In November, Zuffa held a press conference at Madison Square Garden and outlined their new study on the economic impact sanctioning the sport would have on the state.

Meanwhile, in Albany, the state’s capitol and where the legislature does their heavy lifting, senators and assemblymen alike have been preparing to resume the fight. Unfortunately, it’s a fight that doesn’t seem to be getting any easier, especially with Assemblywoman Margaret Markey helming the Committee on Tourism, Parks, Arts and Sports Development, which is a committee that has given the pro MMA effort trouble in the past.

Here’s the Legislative Gazette with some additional color:

Even with increased oversight and more regulations and an increase in demand, it seems unlikely Markey — one of the many Assembly critics — will be easily swayed to allow the sport. Markey says she cannot morally support the legalization of a violent sport with the intention of immobilizing one’s opponent.

“The question about [the] proposed legislation is a moral one for me.

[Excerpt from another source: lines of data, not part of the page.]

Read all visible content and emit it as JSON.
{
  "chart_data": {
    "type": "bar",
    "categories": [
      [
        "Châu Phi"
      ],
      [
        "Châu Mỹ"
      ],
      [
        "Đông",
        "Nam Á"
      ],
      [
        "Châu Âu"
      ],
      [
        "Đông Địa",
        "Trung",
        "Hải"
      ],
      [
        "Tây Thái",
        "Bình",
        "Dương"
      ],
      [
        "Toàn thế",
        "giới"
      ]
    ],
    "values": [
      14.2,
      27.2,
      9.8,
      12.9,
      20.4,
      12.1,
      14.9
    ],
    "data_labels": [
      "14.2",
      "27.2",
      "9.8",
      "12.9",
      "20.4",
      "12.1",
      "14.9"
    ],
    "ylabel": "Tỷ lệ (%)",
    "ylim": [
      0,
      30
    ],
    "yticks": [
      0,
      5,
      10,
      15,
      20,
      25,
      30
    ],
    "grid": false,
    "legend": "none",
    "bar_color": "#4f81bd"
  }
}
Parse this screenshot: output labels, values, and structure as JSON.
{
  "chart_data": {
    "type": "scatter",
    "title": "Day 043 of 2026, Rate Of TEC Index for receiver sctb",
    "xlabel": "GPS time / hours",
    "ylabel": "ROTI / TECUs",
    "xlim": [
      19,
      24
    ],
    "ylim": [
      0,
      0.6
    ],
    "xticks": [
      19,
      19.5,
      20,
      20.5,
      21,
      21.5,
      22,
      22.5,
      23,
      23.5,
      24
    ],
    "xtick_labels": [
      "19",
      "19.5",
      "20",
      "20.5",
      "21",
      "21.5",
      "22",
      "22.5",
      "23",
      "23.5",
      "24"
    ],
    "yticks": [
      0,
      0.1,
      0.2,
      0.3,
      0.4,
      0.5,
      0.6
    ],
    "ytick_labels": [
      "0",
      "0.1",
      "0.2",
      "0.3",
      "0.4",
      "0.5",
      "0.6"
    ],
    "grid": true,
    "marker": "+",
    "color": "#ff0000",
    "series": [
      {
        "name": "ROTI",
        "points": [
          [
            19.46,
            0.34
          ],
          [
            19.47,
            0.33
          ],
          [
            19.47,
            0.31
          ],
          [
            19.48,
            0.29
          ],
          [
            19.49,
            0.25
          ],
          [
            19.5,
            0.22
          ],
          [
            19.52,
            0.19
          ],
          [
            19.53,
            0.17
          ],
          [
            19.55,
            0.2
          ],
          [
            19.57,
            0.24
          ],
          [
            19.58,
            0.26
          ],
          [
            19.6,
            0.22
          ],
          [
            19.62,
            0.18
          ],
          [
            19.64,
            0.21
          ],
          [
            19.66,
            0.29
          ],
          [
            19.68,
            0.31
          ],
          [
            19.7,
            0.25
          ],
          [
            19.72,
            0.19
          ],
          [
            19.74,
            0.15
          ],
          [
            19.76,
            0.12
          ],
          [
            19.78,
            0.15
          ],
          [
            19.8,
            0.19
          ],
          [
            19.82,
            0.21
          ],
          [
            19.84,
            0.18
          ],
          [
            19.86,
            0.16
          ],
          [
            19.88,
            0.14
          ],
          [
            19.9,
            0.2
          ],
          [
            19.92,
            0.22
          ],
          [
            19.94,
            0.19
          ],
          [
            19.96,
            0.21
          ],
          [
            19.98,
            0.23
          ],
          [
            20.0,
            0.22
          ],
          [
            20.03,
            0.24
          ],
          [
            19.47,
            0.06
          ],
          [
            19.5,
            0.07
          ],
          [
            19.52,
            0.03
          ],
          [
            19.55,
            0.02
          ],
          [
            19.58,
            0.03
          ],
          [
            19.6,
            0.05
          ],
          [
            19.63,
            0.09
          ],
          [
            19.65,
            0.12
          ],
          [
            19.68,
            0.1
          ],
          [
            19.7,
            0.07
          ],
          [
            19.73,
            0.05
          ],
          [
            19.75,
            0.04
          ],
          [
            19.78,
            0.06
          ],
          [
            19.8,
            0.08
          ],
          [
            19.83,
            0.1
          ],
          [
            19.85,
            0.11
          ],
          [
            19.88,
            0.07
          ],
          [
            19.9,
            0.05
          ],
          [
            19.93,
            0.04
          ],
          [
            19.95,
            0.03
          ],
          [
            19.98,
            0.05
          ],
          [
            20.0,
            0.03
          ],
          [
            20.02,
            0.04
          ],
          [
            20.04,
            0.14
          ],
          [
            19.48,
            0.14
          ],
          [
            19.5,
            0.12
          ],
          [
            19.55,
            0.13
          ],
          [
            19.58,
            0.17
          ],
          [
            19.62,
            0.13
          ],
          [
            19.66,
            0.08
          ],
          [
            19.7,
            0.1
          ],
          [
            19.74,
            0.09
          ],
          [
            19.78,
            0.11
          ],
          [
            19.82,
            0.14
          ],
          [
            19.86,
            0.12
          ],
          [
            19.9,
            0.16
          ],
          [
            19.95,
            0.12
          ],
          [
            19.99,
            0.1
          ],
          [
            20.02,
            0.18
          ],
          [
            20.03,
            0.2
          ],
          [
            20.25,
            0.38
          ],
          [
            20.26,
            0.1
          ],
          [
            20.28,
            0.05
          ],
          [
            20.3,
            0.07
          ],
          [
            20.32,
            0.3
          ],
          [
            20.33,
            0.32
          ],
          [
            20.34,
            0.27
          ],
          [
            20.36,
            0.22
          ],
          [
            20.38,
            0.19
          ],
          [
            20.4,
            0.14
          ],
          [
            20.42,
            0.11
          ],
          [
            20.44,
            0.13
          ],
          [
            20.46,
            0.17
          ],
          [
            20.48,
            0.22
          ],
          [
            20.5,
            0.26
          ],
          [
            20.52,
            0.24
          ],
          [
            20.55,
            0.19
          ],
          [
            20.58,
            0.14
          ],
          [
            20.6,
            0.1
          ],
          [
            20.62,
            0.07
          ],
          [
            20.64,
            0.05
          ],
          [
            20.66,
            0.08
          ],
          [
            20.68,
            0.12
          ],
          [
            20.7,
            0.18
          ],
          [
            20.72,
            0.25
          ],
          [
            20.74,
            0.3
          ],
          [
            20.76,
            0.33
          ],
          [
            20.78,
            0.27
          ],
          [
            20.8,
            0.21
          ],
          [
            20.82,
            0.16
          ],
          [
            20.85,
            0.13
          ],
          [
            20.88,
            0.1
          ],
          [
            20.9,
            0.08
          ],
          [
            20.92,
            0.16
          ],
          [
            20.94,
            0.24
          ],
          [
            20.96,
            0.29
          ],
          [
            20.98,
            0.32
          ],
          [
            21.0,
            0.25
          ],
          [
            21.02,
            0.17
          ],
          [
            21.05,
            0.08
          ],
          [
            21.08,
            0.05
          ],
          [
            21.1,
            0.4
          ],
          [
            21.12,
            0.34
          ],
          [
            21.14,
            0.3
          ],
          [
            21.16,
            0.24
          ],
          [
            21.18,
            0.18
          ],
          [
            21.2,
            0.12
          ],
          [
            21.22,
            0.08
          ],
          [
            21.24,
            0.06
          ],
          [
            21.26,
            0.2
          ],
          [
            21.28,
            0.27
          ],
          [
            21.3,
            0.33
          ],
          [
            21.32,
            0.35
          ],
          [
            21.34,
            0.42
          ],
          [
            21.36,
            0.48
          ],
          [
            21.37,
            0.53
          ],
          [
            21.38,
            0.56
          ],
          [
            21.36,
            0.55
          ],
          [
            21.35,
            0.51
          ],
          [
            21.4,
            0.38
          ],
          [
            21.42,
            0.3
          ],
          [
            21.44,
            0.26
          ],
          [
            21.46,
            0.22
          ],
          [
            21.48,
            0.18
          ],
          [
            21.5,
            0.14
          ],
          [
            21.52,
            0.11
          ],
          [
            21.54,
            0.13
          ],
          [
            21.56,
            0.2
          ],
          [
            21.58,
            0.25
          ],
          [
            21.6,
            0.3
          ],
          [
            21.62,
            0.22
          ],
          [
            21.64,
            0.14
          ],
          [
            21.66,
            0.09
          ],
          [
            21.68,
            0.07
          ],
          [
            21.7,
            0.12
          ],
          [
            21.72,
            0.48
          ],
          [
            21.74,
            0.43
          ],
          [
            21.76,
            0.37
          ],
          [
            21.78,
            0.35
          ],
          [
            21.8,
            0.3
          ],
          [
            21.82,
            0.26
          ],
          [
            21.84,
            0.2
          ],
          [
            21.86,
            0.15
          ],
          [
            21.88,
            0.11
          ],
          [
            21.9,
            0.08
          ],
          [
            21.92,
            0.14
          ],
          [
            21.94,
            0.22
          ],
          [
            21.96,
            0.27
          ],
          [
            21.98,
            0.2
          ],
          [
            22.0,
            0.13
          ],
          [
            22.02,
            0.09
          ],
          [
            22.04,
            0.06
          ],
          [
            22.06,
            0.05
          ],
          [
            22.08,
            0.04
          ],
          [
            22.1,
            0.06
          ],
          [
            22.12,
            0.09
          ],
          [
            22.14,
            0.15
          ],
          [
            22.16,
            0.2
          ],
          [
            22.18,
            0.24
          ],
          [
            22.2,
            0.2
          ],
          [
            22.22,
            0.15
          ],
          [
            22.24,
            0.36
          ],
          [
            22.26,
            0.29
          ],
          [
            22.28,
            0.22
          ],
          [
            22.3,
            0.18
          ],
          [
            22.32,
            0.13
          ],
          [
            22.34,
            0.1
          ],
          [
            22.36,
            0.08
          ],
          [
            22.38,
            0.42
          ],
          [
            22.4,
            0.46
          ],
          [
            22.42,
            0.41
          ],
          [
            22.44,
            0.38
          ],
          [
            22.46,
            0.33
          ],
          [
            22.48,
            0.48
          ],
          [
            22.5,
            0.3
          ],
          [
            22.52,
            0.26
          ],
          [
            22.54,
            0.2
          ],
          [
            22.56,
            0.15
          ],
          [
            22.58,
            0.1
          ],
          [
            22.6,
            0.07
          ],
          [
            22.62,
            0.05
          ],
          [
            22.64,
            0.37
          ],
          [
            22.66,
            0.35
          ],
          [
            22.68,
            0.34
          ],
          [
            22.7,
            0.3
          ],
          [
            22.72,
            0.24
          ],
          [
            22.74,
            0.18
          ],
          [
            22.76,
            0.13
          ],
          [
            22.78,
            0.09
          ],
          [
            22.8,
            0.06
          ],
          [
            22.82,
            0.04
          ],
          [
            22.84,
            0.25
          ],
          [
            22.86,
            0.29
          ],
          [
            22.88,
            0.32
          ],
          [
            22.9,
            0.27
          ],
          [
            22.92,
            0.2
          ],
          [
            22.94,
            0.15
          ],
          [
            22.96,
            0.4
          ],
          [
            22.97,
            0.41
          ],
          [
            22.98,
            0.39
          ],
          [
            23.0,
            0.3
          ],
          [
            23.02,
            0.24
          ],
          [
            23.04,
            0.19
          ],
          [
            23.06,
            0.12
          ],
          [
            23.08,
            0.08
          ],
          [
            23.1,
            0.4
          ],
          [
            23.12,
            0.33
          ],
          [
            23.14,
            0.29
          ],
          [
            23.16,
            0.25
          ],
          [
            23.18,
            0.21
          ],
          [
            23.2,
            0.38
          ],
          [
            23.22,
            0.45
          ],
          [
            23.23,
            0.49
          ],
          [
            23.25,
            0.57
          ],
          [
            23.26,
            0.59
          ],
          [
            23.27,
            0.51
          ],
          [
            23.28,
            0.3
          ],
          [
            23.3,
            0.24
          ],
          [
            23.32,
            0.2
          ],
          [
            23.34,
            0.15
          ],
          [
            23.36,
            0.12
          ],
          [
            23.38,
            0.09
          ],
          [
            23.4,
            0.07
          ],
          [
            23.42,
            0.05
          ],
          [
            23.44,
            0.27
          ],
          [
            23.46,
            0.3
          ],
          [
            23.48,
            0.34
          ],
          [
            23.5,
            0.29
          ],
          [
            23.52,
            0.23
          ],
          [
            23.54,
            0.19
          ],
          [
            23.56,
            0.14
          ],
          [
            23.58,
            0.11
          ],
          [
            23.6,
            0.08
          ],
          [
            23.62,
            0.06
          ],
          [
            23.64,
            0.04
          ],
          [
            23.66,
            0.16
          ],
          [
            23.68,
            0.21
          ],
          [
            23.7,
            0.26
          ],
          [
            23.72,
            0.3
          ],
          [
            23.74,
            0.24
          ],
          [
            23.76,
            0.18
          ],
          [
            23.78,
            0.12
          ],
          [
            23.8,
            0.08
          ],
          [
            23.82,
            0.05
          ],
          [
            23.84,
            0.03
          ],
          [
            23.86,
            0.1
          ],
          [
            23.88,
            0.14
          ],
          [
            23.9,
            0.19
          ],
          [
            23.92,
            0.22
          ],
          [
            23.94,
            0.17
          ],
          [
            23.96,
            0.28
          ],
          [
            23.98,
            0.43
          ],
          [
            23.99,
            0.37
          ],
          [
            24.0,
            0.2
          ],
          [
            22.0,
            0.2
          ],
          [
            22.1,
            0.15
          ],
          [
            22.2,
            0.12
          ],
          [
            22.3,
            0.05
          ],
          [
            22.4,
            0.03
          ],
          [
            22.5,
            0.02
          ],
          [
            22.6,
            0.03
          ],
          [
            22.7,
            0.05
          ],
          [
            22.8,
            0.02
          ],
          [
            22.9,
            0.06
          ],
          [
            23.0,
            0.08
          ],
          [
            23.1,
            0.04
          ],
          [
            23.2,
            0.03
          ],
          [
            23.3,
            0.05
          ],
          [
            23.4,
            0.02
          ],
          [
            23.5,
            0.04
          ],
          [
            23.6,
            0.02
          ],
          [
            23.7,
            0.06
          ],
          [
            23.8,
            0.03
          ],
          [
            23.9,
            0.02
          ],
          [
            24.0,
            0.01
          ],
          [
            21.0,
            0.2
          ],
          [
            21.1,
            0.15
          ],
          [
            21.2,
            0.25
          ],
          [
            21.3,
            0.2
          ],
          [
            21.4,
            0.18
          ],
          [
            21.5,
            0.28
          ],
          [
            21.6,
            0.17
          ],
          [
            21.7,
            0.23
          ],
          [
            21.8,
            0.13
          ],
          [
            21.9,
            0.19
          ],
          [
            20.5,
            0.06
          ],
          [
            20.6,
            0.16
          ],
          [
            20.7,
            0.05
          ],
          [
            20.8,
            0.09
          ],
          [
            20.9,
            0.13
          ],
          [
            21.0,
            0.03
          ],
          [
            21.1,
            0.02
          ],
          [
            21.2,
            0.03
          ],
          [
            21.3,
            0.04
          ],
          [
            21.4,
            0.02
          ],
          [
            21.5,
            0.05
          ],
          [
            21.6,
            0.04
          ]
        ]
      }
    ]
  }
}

The activity is barbaric and brutal, the equivalent of a street corner brawl, just moved indoors to a bigger stage with TV cameras, lights and a bigger audience,” Markey said.

Markey says the sport of mixed martial arts may be similar to other violent sports such as boxing and football but “may only be comparable to those sports as the extreme extension of their most brutal aspects.”

“However the difference is that the brutality is a byproduct of play, not the primary purpose of the activity, as in MMA,” Markey said. “As we have seen in recent months alone, there are still significant health risks for participants in those sports even though they are better supervised and regulated and we learn more every day about the consequences of head injuries for players.”

Regardless of what obstacles may lie ahead, the effort continues, with legislators preparing various versions of MMA bills for consideration, and Zuffa lobbyists doing whatever it is they’ve been doing for the past few years (preparing slideshows? Going on business lunches?).

(Also worth noting is the Zuffa vs. New York lawsuit, a wildcard in this whole equation.)

Will this be the year the ban gets lifted in New York? It’s too soon to tell, but at least everyone is still trying.